Breast and Bottle Feeding as Risk Factors for Dental Caries: A Systematic Review and Meta-Analysis

PLoS One. 2015 Nov 18;10(11):e0142922. doi: 10.1371/journal.pone.0142922. eCollection 2015.

Abstract

Understanding the role that breastfeeding and bottle feeding play in the development of dental caries during childhood is essential in helping dentists and parents and care providers prevent the disease, and also for the development of effective public health policies. However, the issue is not yet fully understood. The aim of this systematic review and meta-analysis was to search for scientific evidence in response to the question: Do bottle fed children have more dental caries in primary dentition than breastfed children? Seven electronic databases and grey literature were used in the search. The protocol number of the study is PROSPERO CRD 42014006534. Two independent reviewers selected the studies, extracted data and evaluated risk of bias by quality assessment. A random effect model was used for meta-analysis, and the summary effect measure were calculated by odds ratio (OR) and 95% CI. Seven studies were included: five cross-sectional, one case-control and one cohort study. A meta-analysis of cross-sectional studies showed that breastfed children were less affected by dental caries than bottle fed children (OR: 0.43; 95%CI: 0.23-0.80). Four studies showed that bottle fed children had more dental caries (p<0.05), while three studies found no such association (p>0.05). The scientific evidence therefore indicated that breastfeeding can protect against dental caries in early childhood. The benefits of breastfeeding until age two is recommended by WHO/UNICEF guidelines.

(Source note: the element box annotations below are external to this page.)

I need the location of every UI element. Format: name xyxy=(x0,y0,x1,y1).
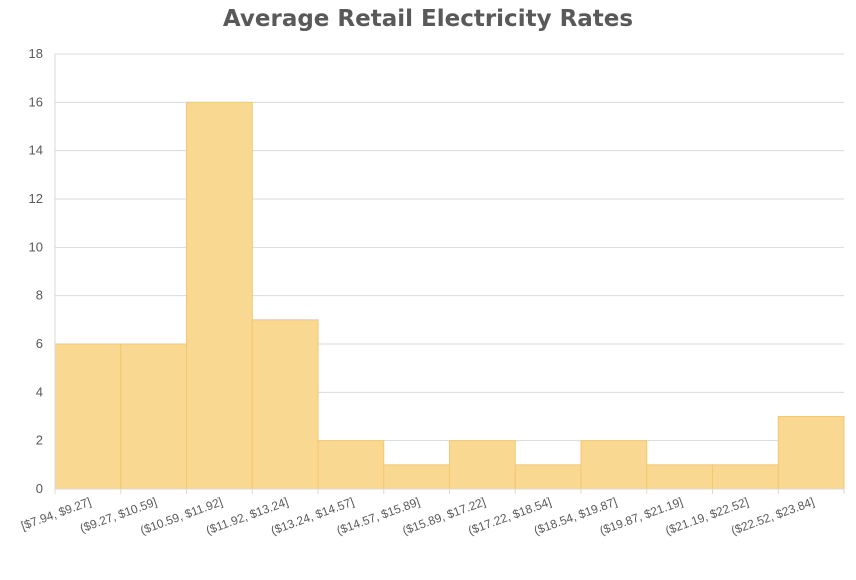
y-tick-label-12: 12 xyxy=(29,191,43,206)
bar-4 xyxy=(251,319,319,490)
y-tick-label-2: 2 xyxy=(36,433,43,448)
y-tick-label-6: 6 xyxy=(36,336,43,351)
x-tick-labels: [$7.94, $9.27]($9.27, $10.59]($10.59, $1… xyxy=(19,495,816,538)
y-tick-label-18: 18 xyxy=(29,46,43,61)
chart-title: Average Retail Electricity Rates xyxy=(222,6,634,32)
bar-11 xyxy=(712,464,779,490)
bar-3 xyxy=(186,101,253,490)
y-tick-label-16: 16 xyxy=(29,94,43,109)
bar-6 xyxy=(383,464,450,490)
y-tick-label-0: 0 xyxy=(36,481,43,496)
y-tick-label-10: 10 xyxy=(29,239,43,254)
y-tick-label-4: 4 xyxy=(36,384,43,399)
axes xyxy=(54,54,845,494)
y-tick-label-8: 8 xyxy=(36,288,43,303)
bar-5 xyxy=(317,440,385,490)
bar-8 xyxy=(514,464,582,490)
bar-7 xyxy=(449,440,516,490)
bar-12 xyxy=(777,416,845,490)
y-tick-label-14: 14 xyxy=(29,143,43,158)
bar-2 xyxy=(120,343,187,490)
bar-9 xyxy=(580,440,648,490)
bar-1 xyxy=(54,343,122,490)
bars xyxy=(54,101,845,490)
y-tick-labels: 0 2 4 6 8 10 12 14 16 18 xyxy=(29,46,43,496)
bar-10 xyxy=(646,464,713,490)
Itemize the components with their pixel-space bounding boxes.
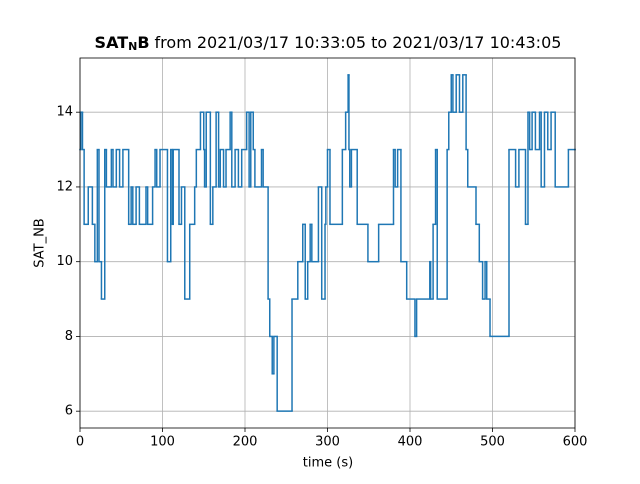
title-bold: SAT xyxy=(95,33,129,52)
y-tick-label: 6 xyxy=(65,404,73,419)
title-bold-end: B xyxy=(137,33,149,52)
y-tick-label: 8 xyxy=(65,329,73,344)
x-tick-label: 300 xyxy=(315,435,340,450)
title-text: from 2021/03/17 10:33:05 to 2021/03/17 1… xyxy=(155,33,562,52)
x-tick-label: 100 xyxy=(150,435,175,450)
x-axis-label: time (s) xyxy=(303,456,353,471)
x-tick-label: 0 xyxy=(76,435,84,450)
y-tick-label: 10 xyxy=(56,254,73,269)
title-subscript: N xyxy=(128,40,137,53)
x-tick-label: 500 xyxy=(480,435,505,450)
chart-title: SATNB from 2021/03/17 10:33:05 to 2021/03… xyxy=(95,33,562,54)
y-tick-label: 12 xyxy=(56,179,73,194)
plot-frame xyxy=(79,57,576,429)
x-tick-label: 200 xyxy=(233,435,258,450)
x-tick-label: 400 xyxy=(398,435,423,450)
x-tick-label: 600 xyxy=(563,435,588,450)
y-tick-label: 14 xyxy=(56,105,73,120)
y-axis-label: SAT_NB xyxy=(33,218,48,267)
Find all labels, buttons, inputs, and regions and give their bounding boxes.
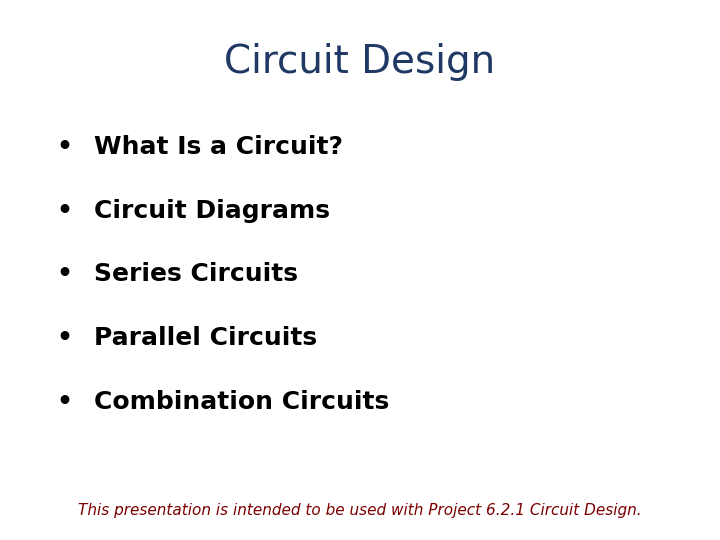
Text: Combination Circuits: Combination Circuits <box>94 390 389 414</box>
Text: •: • <box>57 326 73 350</box>
Text: What Is a Circuit?: What Is a Circuit? <box>94 135 343 159</box>
Text: Parallel Circuits: Parallel Circuits <box>94 326 317 350</box>
Text: •: • <box>57 199 73 222</box>
Text: Series Circuits: Series Circuits <box>94 262 297 286</box>
Text: Circuit Diagrams: Circuit Diagrams <box>94 199 330 222</box>
Text: •: • <box>57 135 73 159</box>
Text: This presentation is intended to be used with Project 6.2.1 Circuit Design.: This presentation is intended to be used… <box>78 503 642 518</box>
Text: •: • <box>57 262 73 286</box>
Text: •: • <box>57 390 73 414</box>
Text: Circuit Design: Circuit Design <box>225 43 495 81</box>
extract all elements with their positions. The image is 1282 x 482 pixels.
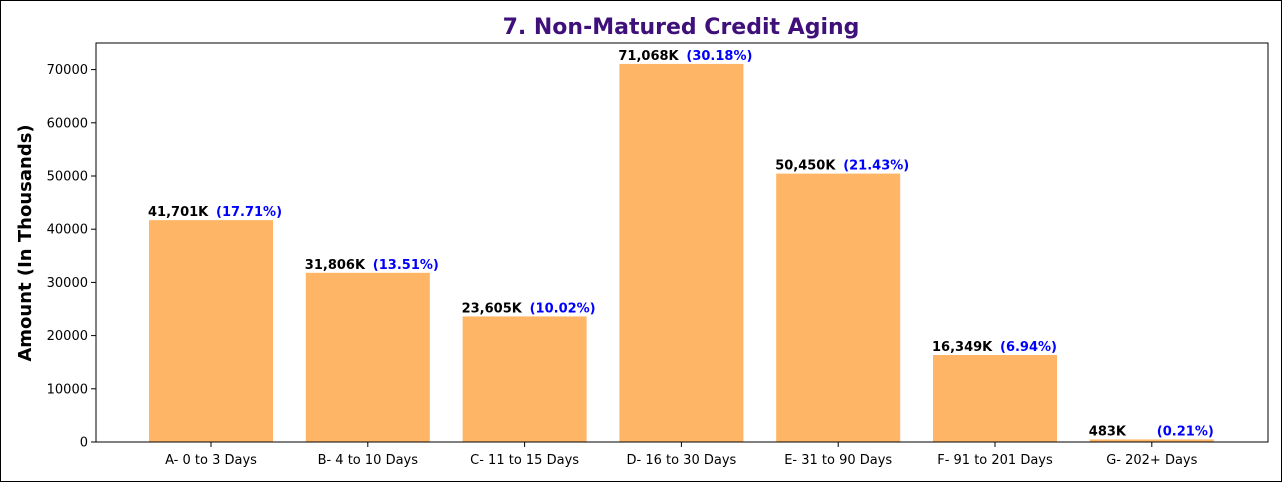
percent-label-5: (6.94%) — [1000, 340, 1057, 355]
value-label-4: 50,450K — [775, 159, 836, 174]
percent-label-6: (0.21%) — [1157, 424, 1214, 439]
plot-area: 0 10000 20000 30000 40000 50000 60000 70000 A- 0… — [47, 42, 1269, 468]
x-tick-label-1: B- 4 to 10 Days — [318, 453, 419, 468]
chart-title: 7. Non-Matured Credit Aging — [503, 15, 860, 40]
y-tick-label-7: 70000 — [47, 63, 88, 78]
value-label-3: 71,068K — [618, 49, 679, 64]
value-label-6: 483K — [1089, 424, 1127, 439]
x-tick-label-5: F- 91 to 201 Days — [937, 453, 1053, 468]
y-tick-label-2: 20000 — [47, 329, 88, 344]
bar-6 — [1089, 439, 1214, 442]
percent-label-0: (17.71%) — [216, 205, 282, 220]
bar-0 — [149, 220, 273, 442]
value-label-0: 41,701K — [148, 205, 209, 220]
y-tick-label-6: 60000 — [47, 116, 88, 131]
y-tick-label-3: 30000 — [47, 276, 88, 291]
percent-label-2: (10.02%) — [530, 301, 596, 316]
percent-label-4: (21.43%) — [843, 159, 909, 174]
y-axis-label: Amount (In Thousands) — [15, 124, 36, 361]
value-label-5: 16,349K — [932, 340, 993, 355]
y-tick-label-4: 40000 — [47, 223, 88, 238]
value-label-1: 31,806K — [305, 258, 366, 273]
x-tick-label-6: G- 202+ Days — [1106, 453, 1197, 468]
bar-2 — [462, 316, 587, 442]
plot-frame — [95, 42, 1269, 443]
percent-label-3: (30.18%) — [686, 49, 752, 64]
x-tick-label-2: C- 11 to 15 Days — [470, 453, 579, 468]
bar-3 — [619, 63, 744, 442]
x-tick-label-0: A- 0 to 3 Days — [165, 453, 257, 468]
y-tick-label-0: 0 — [80, 436, 88, 451]
bar-4 — [776, 173, 901, 442]
percent-label-1: (13.51%) — [373, 258, 439, 273]
y-tick-label-1: 10000 — [47, 382, 88, 397]
value-label-2: 23,605K — [462, 301, 523, 316]
bar-5 — [933, 355, 1057, 442]
x-tick-label-4: E- 31 to 90 Days — [784, 453, 892, 468]
x-tick-label-3: D- 16 to 30 Days — [626, 453, 736, 468]
y-tick-label-5: 50000 — [47, 170, 88, 185]
bar-1 — [305, 272, 430, 442]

Further prospective observational cohort studies are needed to strengthen the evidence.

Publication types

  • Meta-Analysis
  • Research Support, Non-U.S. Gov't
  • Review
  • Systematic Review

MeSH terms

  • Bottle Feeding / adverse effects*
  • Breast Feeding*
  • Child, Preschool
  • DMF Index
  • Dental Caries / diagnosis*
  • Dental Caries / etiology
  • Dental Caries / pathology
  • Female
  • Humans
  • Infant
  • Male
  • Odds Ratio
  • Risk Factors
  • Tooth, Deciduous / pathology

Grant support

The institutes which provided us funding were: CAPES (Coordenação de Aperfeiçoamento de Pessoal de Ensino Superior), Fapemig (Fundação de Amparo à Pesquisa do estado de Minas Gerais), CNPq (Conselho Nacional de Desenvolvimento Científico e Tecnológico) and PRPq/UFMG (Pró-Reitoria de Pesquisa da UFMG). The funders had no role in study design, data collection and analysis, decision to publish, or preparation of the manuscript.